The point was to express that goals are a by-product of only what think we can perform and not what we can actually do. I urge you to consider the possibility that what you are capable of doing exists before you attach thinking to it. I encourage students to stop being reasonable and imagine the impossible. After all, anything is possible, and anything happens all the time. Straightforwardly, if goals were really a major key to getting better, many more people would be playing at a higher level. If you want to set a goal, make it to improve every day and keep your attention on what is currently in front of you and not on what isn’t (an imagined future).
Tip No. 4 – Do away with mental tips, tricks and techniques.
If you are entering a pre-shot routine, positive thinking or mindfulness competition, I encourage you to practice these with unwavering focus. If you want to play golf with freedom, do away with the mental techniques
Ask any athlete who finds him or herself in the zone what he or she was experiencing, and most will report a sense of freedom, things moving slowly, a sense of calm and quietness, the ability to see things before they happen and, most of all, absence of thought. Yet I see many golfers fill their heads with mental tips, tricks and techniques (which require more thought) in attempt to either produce better thinking or quiet their thinking. Quite the contradiction!!
So, what do I do if my mind starts racing and I start having a lot of negative thinking? The answer is quite simple: Nothing. Thought, by design, is meant to come and go, ebb and flow. If we exercise our free will and simply leave our thinking alone, it will pass. We don’t have to act on every thought that comes to us or believe them to be true.
Next time you drive your car, note how many different thoughts and corresponding feelings come over you. Does your capacity to drive the car change as your thinking changes? Probably not. This should cue you into the fact that you don’t need a preferred mental state to perform well.

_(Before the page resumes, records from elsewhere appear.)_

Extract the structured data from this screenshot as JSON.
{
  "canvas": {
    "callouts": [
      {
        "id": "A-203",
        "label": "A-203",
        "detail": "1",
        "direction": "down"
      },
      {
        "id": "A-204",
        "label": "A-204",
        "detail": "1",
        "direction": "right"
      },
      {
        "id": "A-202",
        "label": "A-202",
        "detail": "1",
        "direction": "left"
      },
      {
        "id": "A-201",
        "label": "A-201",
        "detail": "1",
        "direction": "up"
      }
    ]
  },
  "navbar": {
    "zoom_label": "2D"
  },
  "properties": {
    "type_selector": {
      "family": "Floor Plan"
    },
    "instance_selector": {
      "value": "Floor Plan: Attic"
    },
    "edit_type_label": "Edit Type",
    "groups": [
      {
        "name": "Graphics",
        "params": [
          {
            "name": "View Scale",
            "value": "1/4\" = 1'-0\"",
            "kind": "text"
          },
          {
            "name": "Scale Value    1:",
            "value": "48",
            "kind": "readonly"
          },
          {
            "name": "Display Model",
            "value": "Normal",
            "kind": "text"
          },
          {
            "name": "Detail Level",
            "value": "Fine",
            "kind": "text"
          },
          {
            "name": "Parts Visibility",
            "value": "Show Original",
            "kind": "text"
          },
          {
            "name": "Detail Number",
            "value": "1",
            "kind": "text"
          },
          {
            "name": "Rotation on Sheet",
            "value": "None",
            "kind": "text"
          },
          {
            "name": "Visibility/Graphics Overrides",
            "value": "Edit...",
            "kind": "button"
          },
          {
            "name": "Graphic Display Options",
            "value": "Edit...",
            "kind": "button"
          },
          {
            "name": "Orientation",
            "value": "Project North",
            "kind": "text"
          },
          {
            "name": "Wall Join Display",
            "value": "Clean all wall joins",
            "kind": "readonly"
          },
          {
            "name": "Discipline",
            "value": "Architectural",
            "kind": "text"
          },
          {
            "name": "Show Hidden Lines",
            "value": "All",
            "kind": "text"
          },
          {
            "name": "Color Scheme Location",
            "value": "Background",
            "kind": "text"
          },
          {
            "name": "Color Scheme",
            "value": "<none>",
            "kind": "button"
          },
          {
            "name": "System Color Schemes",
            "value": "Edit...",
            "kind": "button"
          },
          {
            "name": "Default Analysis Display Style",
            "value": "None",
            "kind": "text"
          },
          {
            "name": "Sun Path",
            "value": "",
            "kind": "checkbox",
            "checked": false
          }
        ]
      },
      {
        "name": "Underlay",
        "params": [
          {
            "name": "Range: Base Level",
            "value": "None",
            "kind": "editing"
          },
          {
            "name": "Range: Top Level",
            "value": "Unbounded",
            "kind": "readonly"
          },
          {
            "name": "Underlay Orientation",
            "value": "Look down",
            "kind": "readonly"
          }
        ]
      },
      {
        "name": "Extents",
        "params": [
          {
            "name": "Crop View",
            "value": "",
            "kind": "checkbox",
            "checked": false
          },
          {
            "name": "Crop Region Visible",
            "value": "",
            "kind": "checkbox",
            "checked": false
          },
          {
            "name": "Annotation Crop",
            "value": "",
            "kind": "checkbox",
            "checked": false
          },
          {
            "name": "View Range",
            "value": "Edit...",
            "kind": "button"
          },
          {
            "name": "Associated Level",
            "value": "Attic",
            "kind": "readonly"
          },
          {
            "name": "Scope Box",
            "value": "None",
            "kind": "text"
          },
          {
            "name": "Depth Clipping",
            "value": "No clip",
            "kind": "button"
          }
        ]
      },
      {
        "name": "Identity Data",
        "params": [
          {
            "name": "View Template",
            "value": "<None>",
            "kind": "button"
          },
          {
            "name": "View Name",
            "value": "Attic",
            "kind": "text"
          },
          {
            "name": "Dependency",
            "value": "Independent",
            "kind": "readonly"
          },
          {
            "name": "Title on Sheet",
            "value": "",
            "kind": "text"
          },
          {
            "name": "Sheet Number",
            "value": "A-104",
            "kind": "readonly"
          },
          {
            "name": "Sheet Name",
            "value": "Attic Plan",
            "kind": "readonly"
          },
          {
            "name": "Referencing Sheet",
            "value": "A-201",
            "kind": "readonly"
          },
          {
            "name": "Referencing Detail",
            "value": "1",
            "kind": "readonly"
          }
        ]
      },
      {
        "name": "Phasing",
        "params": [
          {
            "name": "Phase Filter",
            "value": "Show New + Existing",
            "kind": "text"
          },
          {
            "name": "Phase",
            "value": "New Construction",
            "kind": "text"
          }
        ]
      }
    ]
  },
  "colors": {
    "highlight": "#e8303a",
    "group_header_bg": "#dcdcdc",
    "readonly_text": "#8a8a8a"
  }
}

Tip No. 5 – Get a putter fitting.
Most golfers often select a putter based on criteria such as tour player success, name on the grip, feel, and aesthetics, to name a few. Very few are base their selection on actual performance variables such as aim, speed control, torque, lie angle, loft, length and weight.
The putter is the most used club in your bag and, therefore, should be the one club that is fit to meet your exact, unique individual needs. There is a reason every retail golf shop has hundreds of putters surrounding their putting green and no means or process for fitting. The industry wants them to be disposable.
If you are in the market for a new putter, please take the time to get properly fit and rely on variables which matter rather than the minutiae.